I’ve heard “advice” before from men, and women telling other women, that sleeping around boosts their self esteem. Unfortunately I think these people are too damaged to even understand the concept of self esteem. If your “self esteem” is contingent on using other people for your self gratification, then it isn’t “self” esteem. It’s just a temporary ego boost, and is why these people feel the need to keep going back for more. They are dependent on it, and can’t even be honest with themselves.
Why I’ve never used an escort and probably never will? All the above reasons. It’s a temporary and ineffective solution to much deeper problems. It’s no different than hooking up with a stranger. You just pay money for it instead. Otherwise all the same principles apply.
This is why I get angry with people that advocate these lifestyles. It is effectively a proxy for promoting their own dysfunctions and mental illness. It’s as if they want to bring other people down to their level. Misery loves company. It’s that part specifically, that disgusts me.
Mark Prothero
2025-01-18 23:34:08 +0000 UTC
I have used escort, a lot for 1,5 years. At that time I felt so depressed, touch starved and I struggle with erectile disfunction. I wanted to feel confident about 1 aspect of my life, because everything else was going shit. I wanted to gain control over erectile disfunction or become so good in bed with women that E.D. isn't an issue anymore. I can say the experience changed my life. I used cheap escorts, no escort agencies, only independent ones. From my experience 80% of all escort agencies or independent are scammers. I had to change phone numbers because I got death treats from random numbers. Telling me I had to pay up or else they would look for me. When I would order an escort, i looked for red flages. Is the escort service a registered company or made to look like one, what is the price per hour, what is the travelling fee, what kind of service does she offer, do I have to pay upfront (before the escort is at the meeting point), is payment done in transcash. If all this would be okay then there is a possibility that the agency would send a different woman that you want, and when they arrive they demanded me to pay money or else they wouldn't leave. Okay now let's say everything is good to this point. Now there is a big chance that the woman is stoic during the date or extremely distracted or doesn't want to do the things you initially agreed upon, or just leaves after you hand over the money. The things I experienced were awful, but made me much more confident, sexual with women and as a man. Sometimes I regret doing it, because future partners can have a problem with it. Other times I think if my future partner has a problem with it then they are not the one for me.
hendrik veendijk
2025-01-18 23:07:51 +0000 UTC
The great source of both the miseries and disorders of human society comes from the conflict between nature and nurture. Having intercourse is one of the most powerful forces tempting men. Yet histories are full of examples of where, if that instinct and desire for instant gratification part of our nature remain unchecked, can devolve into debauchery and decay.
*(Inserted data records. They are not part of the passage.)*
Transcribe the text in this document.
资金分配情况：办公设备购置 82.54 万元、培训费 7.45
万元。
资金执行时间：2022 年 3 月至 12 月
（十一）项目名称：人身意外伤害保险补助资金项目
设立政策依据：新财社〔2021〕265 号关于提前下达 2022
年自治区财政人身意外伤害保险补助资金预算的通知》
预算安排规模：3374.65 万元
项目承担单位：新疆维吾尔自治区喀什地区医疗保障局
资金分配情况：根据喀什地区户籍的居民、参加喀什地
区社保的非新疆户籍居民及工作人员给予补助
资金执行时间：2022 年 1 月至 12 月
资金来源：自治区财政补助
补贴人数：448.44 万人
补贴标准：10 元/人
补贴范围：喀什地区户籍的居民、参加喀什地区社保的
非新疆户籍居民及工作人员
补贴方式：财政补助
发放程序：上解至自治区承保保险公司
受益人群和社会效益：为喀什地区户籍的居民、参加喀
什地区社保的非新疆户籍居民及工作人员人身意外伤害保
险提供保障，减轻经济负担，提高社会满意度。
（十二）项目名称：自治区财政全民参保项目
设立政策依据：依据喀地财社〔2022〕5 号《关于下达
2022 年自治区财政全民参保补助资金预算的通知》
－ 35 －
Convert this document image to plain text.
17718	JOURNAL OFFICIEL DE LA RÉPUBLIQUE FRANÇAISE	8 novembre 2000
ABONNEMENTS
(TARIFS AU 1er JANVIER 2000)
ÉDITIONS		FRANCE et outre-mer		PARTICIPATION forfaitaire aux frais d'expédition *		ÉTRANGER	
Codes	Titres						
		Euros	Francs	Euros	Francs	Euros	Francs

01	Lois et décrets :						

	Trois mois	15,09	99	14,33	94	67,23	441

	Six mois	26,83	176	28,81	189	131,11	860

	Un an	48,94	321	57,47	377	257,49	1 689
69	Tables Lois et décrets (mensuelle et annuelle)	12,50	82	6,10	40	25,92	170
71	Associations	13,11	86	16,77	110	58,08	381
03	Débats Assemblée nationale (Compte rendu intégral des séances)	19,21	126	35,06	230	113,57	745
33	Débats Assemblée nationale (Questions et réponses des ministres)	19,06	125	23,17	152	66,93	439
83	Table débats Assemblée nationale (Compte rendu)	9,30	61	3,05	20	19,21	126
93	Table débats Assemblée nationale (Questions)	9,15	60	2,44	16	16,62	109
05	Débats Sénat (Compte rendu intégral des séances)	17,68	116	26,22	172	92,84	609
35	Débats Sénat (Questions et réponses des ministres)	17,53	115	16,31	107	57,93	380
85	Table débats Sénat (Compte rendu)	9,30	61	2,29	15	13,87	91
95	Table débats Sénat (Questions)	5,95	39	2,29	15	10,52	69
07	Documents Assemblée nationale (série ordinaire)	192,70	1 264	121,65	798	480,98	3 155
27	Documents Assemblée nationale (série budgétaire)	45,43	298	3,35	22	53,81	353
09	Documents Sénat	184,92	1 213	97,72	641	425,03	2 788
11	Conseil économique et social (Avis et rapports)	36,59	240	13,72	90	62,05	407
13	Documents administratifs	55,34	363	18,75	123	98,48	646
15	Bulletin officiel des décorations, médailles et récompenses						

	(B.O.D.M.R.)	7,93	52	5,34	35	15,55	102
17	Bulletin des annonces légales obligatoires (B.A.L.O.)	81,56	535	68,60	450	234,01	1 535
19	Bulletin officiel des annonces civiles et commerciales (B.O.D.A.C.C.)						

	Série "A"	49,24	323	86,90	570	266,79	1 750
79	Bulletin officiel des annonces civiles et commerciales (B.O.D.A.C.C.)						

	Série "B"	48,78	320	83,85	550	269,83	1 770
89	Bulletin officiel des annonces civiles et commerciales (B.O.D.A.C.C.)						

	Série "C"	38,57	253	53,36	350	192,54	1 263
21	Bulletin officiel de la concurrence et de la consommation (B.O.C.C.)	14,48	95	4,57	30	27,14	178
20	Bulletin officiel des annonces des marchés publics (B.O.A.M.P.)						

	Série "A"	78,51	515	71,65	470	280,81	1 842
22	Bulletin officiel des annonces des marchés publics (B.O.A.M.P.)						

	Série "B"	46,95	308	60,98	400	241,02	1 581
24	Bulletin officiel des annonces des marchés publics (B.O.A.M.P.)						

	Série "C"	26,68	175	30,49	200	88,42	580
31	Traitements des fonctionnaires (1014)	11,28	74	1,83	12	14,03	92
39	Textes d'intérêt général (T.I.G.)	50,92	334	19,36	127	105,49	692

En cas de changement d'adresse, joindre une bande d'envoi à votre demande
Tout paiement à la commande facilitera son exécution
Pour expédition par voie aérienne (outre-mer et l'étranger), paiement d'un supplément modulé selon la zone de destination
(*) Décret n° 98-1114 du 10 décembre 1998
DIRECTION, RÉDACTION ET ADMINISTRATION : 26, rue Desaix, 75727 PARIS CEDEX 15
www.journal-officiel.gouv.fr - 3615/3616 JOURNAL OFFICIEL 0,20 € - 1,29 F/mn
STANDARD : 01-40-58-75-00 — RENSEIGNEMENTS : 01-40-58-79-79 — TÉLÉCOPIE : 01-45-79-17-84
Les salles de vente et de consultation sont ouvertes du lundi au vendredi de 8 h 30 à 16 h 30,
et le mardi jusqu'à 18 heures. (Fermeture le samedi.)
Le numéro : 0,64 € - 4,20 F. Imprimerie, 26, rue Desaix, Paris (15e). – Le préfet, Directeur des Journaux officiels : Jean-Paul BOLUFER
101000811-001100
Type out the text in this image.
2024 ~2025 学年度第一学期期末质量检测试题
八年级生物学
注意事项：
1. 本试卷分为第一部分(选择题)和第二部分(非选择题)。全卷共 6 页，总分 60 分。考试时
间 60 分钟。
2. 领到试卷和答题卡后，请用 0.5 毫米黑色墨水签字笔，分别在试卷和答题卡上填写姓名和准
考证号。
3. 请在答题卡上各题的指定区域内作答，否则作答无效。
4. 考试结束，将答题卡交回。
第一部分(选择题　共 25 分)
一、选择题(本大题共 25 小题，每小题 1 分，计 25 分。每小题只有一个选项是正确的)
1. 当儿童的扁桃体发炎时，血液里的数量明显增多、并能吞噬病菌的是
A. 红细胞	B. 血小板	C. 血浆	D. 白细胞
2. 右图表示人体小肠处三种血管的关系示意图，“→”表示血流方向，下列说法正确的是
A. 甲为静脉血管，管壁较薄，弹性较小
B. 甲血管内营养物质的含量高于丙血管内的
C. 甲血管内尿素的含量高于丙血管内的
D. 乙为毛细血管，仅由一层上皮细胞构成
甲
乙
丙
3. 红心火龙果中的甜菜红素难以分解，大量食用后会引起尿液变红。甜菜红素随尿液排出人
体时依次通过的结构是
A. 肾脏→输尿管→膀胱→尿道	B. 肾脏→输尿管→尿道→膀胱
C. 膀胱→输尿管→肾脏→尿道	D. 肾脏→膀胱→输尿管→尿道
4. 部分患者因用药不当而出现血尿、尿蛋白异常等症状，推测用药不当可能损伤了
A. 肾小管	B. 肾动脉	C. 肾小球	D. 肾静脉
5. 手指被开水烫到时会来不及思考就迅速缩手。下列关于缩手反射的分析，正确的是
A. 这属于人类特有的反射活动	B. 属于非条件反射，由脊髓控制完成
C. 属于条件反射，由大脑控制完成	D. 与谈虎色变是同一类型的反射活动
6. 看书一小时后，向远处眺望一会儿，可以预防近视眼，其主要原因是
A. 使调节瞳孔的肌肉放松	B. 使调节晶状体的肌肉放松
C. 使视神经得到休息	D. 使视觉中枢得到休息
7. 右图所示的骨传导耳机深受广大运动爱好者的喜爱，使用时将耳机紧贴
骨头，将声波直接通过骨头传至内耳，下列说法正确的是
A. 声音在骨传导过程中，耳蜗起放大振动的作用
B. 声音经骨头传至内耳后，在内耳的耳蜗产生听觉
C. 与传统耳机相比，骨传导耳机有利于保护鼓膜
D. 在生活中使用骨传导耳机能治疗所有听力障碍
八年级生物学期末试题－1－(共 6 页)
It is for this reason when a society elevates itself, it formulates a set of social norms and traditions, or a set of moral prescriptions on how its denizens should behave. That, to me, is the basis of ethics, it's the general set of conduct for the betterment of society. That said, there are good reasons why prostitution is frowned upon across societies and ages -- it leads to social decay. One can partake in it due to selfish reasons, but when enough men partake in it, the society may cross a point where it can not be redeemed. I fear we are dangerously close to that point, if not already beyond, especially with the recent rise of OF and IG and hookup culture.
Hyperion
2025-01-18 22:55:26 +0000 UTC
It's a new ugly world where even a French kiss with a v-jayed woman will give you a booster to death. I know this from personal experience and am paying for it everyday!